Netanyahu's Likud leads in Israel's contested elections, but his bloc is one seat short of parliamentary majority - exit polls
Benjamin's Netanyahu has emerged atop the polls in Israel, as the country’s third general election in a year draws to a close. He is still short of getting a governing parliamentary majority

Polls in Israel closed at 10pm on Monday. According to two national exit polls, Netanyahu’s Likud party secured between 36 and 37 seats in the Knesset, beating centrist rival Benny Gantz’ Blue and White party, which finished with 33. 

Neither leader was able to piece together a government following last year’s two elections, despite both attempting multiple times to rope in a smattering of smaller parties to secure the 61 Knesset seats necessary for a majority.

According to one exit poll on Monday, Likud, together with a bloc of smaller right-wing parties, is now just one seat short of a majority, and with it Netanyahu is close to a fifth term as Prime Minister. 

Turnout on Monday was the highest since 1999, even amid the lurking threat of the Covid-19 coronavirus, which has infected ten people in Israel. For many Israelis, breaking the deadlock and wrapping up the country’s seemingly endless election season was paramount.  

President Reuven Rivlin voiced his frustration after casting his vote on Monday. “Today I have no sense of celebration,” he told reporters. “We don’t deserve another awful and grubby election campaign like the one that ends today and we don’t deserve this never-ending instability. We deserve a government that works for us.”
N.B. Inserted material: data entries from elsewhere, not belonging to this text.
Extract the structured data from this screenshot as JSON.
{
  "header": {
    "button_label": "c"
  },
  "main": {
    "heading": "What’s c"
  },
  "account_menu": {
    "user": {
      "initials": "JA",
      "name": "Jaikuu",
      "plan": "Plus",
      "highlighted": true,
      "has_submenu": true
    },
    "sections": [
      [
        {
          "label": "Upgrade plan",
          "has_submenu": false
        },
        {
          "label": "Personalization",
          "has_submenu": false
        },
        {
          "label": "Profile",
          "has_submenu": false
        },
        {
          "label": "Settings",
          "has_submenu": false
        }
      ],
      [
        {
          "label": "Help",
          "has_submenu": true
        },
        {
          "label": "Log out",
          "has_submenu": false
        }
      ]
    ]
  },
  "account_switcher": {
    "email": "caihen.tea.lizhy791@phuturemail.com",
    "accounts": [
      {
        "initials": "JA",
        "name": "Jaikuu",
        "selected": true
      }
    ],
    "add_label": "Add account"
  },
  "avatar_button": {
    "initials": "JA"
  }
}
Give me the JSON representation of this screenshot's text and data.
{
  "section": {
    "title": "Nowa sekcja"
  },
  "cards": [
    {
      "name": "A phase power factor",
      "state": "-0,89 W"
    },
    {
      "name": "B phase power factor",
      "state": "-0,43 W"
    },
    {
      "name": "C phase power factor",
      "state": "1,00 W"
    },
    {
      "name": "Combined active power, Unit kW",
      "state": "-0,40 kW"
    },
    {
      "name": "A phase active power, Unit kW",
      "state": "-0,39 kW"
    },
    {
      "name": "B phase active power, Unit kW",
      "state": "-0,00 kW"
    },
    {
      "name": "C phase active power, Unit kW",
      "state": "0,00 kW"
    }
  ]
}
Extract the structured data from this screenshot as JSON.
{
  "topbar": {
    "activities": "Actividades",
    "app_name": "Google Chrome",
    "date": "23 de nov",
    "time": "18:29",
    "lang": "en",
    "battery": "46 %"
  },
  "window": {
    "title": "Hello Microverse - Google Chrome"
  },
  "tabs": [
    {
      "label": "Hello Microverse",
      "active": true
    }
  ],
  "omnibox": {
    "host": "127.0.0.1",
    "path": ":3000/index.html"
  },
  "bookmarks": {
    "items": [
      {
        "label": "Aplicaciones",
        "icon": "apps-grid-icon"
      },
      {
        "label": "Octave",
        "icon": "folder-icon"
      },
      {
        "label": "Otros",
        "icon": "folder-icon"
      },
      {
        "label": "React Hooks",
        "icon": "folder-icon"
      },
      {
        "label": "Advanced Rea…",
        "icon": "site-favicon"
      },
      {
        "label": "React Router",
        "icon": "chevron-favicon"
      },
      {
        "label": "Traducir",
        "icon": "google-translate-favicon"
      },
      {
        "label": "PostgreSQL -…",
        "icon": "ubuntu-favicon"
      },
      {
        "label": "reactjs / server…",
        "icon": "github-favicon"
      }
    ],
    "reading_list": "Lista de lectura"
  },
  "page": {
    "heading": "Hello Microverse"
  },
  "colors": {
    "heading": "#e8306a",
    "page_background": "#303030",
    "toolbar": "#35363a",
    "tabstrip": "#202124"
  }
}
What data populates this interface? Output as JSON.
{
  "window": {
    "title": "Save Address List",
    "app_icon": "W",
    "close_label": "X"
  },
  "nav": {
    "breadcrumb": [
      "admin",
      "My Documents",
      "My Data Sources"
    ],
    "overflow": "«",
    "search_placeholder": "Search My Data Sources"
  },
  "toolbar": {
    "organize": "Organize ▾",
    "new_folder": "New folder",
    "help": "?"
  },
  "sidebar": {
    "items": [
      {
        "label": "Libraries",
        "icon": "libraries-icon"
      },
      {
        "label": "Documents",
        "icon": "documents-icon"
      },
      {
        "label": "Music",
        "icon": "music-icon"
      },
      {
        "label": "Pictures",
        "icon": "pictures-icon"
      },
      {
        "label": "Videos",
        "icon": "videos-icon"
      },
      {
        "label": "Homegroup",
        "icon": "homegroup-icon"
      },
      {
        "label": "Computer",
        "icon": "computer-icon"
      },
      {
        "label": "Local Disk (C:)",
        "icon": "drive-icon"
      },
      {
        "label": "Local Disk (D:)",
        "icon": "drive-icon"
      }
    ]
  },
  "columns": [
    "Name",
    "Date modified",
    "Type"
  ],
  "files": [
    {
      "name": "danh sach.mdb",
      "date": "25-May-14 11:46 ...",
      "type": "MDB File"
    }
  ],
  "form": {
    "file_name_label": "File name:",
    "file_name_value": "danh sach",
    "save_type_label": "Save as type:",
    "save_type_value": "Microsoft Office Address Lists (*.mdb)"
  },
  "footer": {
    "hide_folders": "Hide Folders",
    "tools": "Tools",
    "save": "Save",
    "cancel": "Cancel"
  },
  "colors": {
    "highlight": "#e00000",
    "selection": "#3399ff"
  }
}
For Netanyahu, the stakes are high. Indicted in three cases of corruption, Israel’s longest-serving prime minister will face a criminal trial in two weeks. Should he retain power, Netanyahu will not automatically enjoy immunity, yet could continue to rule throughout a drawn-out appeals process. Gantz, who has referred to Netanyahu as “the defendant” throughout his campaign, has accused his rival of seeking power to pass legislation to shield himself from conviction.

Netanyahu, meanwhile, accused Gantz of seeking the support of Arab parties in the Knesset, a move he claimed would leave the former armed forces chief incapable of taking decisive military action in Israel’s tense region.

Whatever happens next, Israel’s political system is moving into uncharted territory. A fifth term for Netanyahu would be unprecedented, as would a prime minister on trial for corruption. Conversely, a fourth election in less than a year would be a new, though most unwelcome, milestone for the Israeli electorate.